Similarly, the martini is (or should be) akin to the bound verse of cocktails. The true list of potential alcohols — gin, vermouth — is austere. There are two popular garnishes — the twist and the olive — and one nearly forgotten: the cocktail onion. The combination of gin, vermouth and a cocktail onion (or two or three) takes the martini into a different landscape, one that is savory, biting, autumnal. There is something sturdy about it, something cool and coded. Although the French 75 makes a superb cocktail for Thanksgiving or Christmas, the Gibson seems to have its feet sturdily planted in the Thanksgiving season.
Creating a Gibson is, in some ways, akin to developing the narrative in a white-collar criminal case. There are few elements; most of the facts are undisputed; what matters is corrupt intent, or its lack:
According to Imbibe, the origin of the Gibson is disputed:
In the early 20th century, graphic artist Charles Dana Gibson is said to have requested a fresh take on the Martini while visiting New York private social club The Players, resulting in the garnish swap.
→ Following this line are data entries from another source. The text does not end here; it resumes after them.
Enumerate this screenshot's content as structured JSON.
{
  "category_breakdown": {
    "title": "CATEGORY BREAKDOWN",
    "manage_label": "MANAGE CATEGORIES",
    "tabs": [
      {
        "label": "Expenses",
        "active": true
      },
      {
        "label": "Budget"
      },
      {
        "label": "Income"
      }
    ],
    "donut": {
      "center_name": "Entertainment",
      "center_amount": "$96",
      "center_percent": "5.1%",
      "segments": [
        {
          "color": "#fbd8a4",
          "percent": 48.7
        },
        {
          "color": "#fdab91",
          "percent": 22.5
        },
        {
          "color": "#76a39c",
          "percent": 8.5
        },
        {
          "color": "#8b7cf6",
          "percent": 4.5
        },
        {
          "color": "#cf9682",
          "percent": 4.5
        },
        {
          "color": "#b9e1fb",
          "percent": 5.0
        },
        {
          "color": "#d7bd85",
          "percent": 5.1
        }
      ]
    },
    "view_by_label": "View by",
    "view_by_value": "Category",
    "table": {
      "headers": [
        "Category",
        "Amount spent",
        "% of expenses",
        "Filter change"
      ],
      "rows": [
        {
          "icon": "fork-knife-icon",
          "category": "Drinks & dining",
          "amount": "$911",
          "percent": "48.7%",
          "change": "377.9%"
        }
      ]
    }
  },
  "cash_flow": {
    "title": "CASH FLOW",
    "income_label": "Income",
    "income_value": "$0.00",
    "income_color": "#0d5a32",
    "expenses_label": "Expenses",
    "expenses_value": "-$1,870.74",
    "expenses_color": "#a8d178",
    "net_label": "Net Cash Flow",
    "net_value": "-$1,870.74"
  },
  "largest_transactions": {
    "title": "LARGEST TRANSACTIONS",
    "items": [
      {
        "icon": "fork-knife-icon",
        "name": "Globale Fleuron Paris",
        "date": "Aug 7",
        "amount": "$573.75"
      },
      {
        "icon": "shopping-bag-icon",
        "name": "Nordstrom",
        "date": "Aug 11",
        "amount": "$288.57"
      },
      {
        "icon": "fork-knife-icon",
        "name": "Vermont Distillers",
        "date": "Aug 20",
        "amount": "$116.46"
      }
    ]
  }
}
There’s also an allegedly teetotaling Mr. Gibson who dropped an onion into his water-filled Martini glass to differentiate his drink while maintaining appearances among colleagues. Most perplexing of all, the earliest renditions of the Gibson, such as in William Boothby’s 1908 The World’s Drinks and How to Mix Them, make no mention of an onion. Robitschek’s favorite story remains that of San Francisco businessman Walter Gibson, who supposedly slipped an onion into his drink, believing it prevented colds. “I love any story that showcases the health benefits of drinks, although this one may not be true,” he says.
Playwright Eugene O’Neill supposedly drank his Gibsons at the Garden Hotel in New York (but added soda — most likely, to mask low-quality gin).
When the novelist, literary critic and spirits connoisseur Kingsley Amis proclaimed, in his exemplary booze treatise, Every Day Drinking, that “the Dry Martini is the most famous and the best cocktail in the world,” he was thinking not of the commonplace tipple one endures at the pub or the hotel bar – that briney lukewarm afterthought sadly barnacled with its single olive – but of a particular class of this illustrious libation.
“The best Dry Martini known to man,” Amis wrote, “is the one I make myself for myself. In the cold part of the refrigerator, I have a bottle of gin and a small wineglass half full of water that has been allowed to freeze. When the hour strikes I half fill the remaining space with gin, flick in a few drops of vermouth and add a couple of cocktail onions, the small, white, hard kind. Now that is a drink.”